Sie redete irgendwas von einem Mädchen unserer Stufe, die angeblich im Krankenhaus lag, doch ich hörte wieder nur halb zu.

Kailyn hatte sich, bevor er abgehauen war, eine Schulbefreiung geholt, keine Ahnung, wie er das hinbekommen hatte. Jedenfalls vermisste ihn hier niemand, außer die Jungs und ich.

Nach dem Unterricht kamen uns drei Bitches entgegen, ich hatte sie zuvor schon mal bei uns zu Hause gesehen. Sie gingen geradewegs auf mich zu.

„Du bist doch Kailyns Schwester, nicht?" meinte die eine herablassend. „Ja?" fragte ich müde.

„Wo ist er? Wir vermissen ihn, er antwortet auch nicht auf unsere Nachrichten." Beschwerte sich eine andere.

„Er ist in Europa, bei seinen Verwandten." Meinte ich nur knapp und drängte mich dann an ihnen vorbei.

„Solche kleinen Schlampen!" fluchte ich, weshalb Liz mich lächelnd ansah.

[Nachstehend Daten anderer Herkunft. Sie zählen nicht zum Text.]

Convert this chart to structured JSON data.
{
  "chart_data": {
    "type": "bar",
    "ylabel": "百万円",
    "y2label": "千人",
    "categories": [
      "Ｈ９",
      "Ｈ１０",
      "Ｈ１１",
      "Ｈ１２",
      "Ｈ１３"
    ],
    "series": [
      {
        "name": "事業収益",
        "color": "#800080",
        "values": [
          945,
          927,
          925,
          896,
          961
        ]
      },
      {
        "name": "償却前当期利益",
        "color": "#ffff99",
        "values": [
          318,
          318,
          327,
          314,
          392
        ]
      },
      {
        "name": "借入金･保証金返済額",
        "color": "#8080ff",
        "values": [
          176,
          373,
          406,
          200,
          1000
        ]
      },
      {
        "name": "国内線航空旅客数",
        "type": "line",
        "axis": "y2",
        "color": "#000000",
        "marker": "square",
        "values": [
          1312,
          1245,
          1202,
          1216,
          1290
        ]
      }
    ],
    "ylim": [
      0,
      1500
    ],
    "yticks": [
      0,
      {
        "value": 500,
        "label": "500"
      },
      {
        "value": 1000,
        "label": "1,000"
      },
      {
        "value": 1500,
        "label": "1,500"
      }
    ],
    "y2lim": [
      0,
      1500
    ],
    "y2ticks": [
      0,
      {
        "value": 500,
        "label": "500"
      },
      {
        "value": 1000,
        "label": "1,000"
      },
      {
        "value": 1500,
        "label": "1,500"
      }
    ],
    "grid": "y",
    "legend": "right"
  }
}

„Du stehst auf ihn." stellte sie fest. „Nein." Fauchte ich. Sie grinste nur noch breiter.

„Du vermisst ihn so sehr, obwohl du weißt, dass es ihm gut geht." Nein Liz, ich wusste nicht mal, ob er noch lebte. Ich schluckte den Kloß hinunter und verdrehte die Augen.

„Ich sehe ihn normal fast 10 Stunden am Tag, natürlich fehlt er mir dann." Seufzte ich.

Der Unterricht verging langsam, unsere Englisch Lehrerin verkündete, dass wir bald einen Ausflug nach Miami machen würden, die jährliche Klassenfahrt.

Doch auch das konnte meine Laune nicht aufheitern.

Ronny kam nach der letzten Stunde zu mir, besser gesagt fing er mich vor meinem Spind ab. „Hast du was von ihm gehört?" fragte er. Ich schüttelte nur den Kopf.

„Okay..." er kratzte sich am Hinterkopf.

„Ich meine, er kann auf sich aufpassen, man muss sich eigentlich nie Sorgen um Kailyn machen. Aber es sind eben schon zehn Tage, normalerweise hätte er sich schon längst gemeldet..."

„Ich weiß!" meine Stimme war ein wenig zu laut, sodass einige Schüler mich ansahen.

Beschämt richtete ich den Blick zum Boden und atmete tief durch, dieser Junge machte mich noch verrückt. „Denkst du, dass was passiert ist?" fragte ich leise.

„Naja, was Luke so erzählt hat, ist dieser Ryder nicht gerade ungefährlich. Aber ich denke, dass Kailyn seine Aufgaben einfach erfüllt und ihm nichts passiert."

Ronnys Gesichtsausdruck unterstützte seine Worte nicht, er sah panisch aus.

„Ich hoffe es." Meinte ich nur und drehte mich dann um, um wie in den letzten Tagen immer, mit dem Bus nach Hause zu fahren. Es ging eben nicht anders.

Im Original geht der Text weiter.